Friday, March 7, 2008
Depicting Suffering in Art
The Medieval, Rennaissance and Mannerist painters always fascinated me. Death, pain, and suffering was so much a part of their lives and art. Since most people would be lucky to live to be 30, death was probably very present in most people's minds.
Mantegna's painting of St. Sebastian has always stayed in my mind ever since art school. It's both beautiful and disturbing.
Hieronymus Bosch painted amazing and horrifically beautiful paintings depicting Heaven,Earth and Hell.
Parmigianino foreshadows Jesus' death while creating a painting of him in his Mother's arms.

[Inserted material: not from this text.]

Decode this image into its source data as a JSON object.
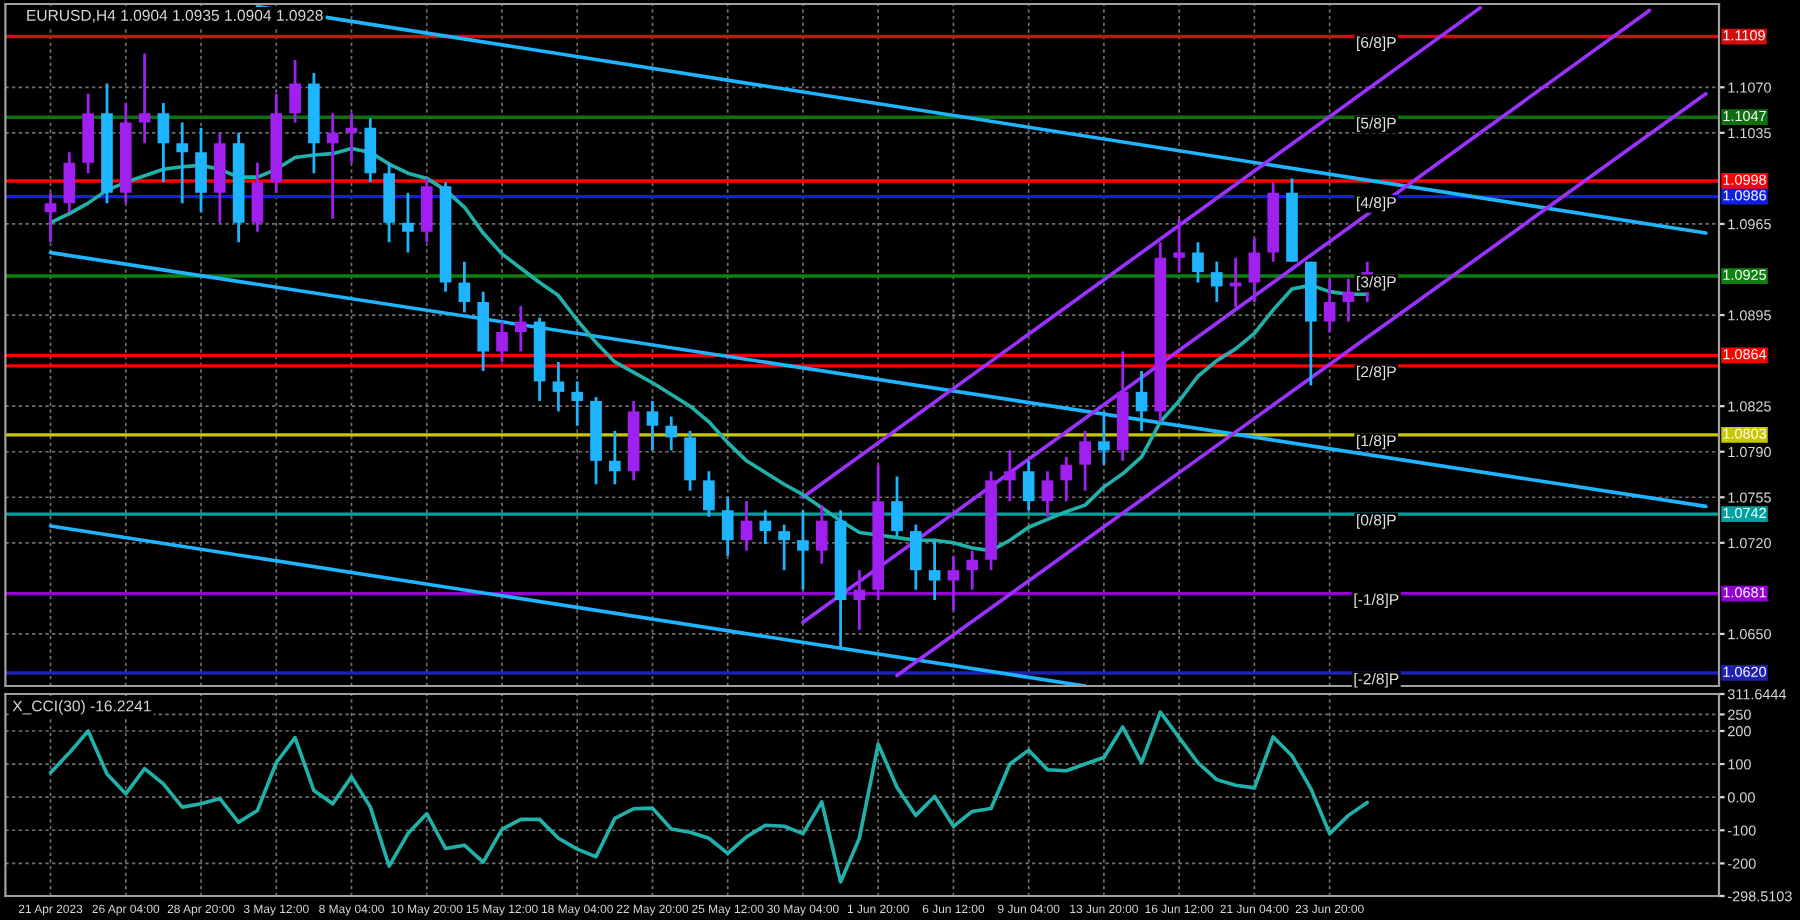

It surprises me sometimes how people who say they like art that depicts reality are fearful of art that shows the darker side of being alive. I too wish life was all sunshine and roses, but unfortunately it's not.
I had such a negative response from other artists when I wanted to create dolls depicting things like physical disabilities. Even finding out that I was disabled didn't take the curse off of it for some people.
I've gotten around this phobia for the most part by creating mythological or magical creatures. Sometimes I feel like I sold out. But at the same time, many of my creatures and figures are now considered beautiful. So maybe I am making a tiny dent into the rigid ideas some people have about what is beautiful.
My most recent foray into pushing the beauty boundary came about when I read an article about a brave little Terrier named George.
The story reminded me of the art I mention above and I decided to portray George in his last moments. I feel such great bravery and love should be commemorated.
I've been pleased that most of the responses to George have been very positive. http://blogs.usatoday.com/ondeadline/2007/05/feisty_jack_rus.html
I'm feeling much braver about creating darker sculptures. Portraying all aspects of being alive like death, fear and pain can be very liberating.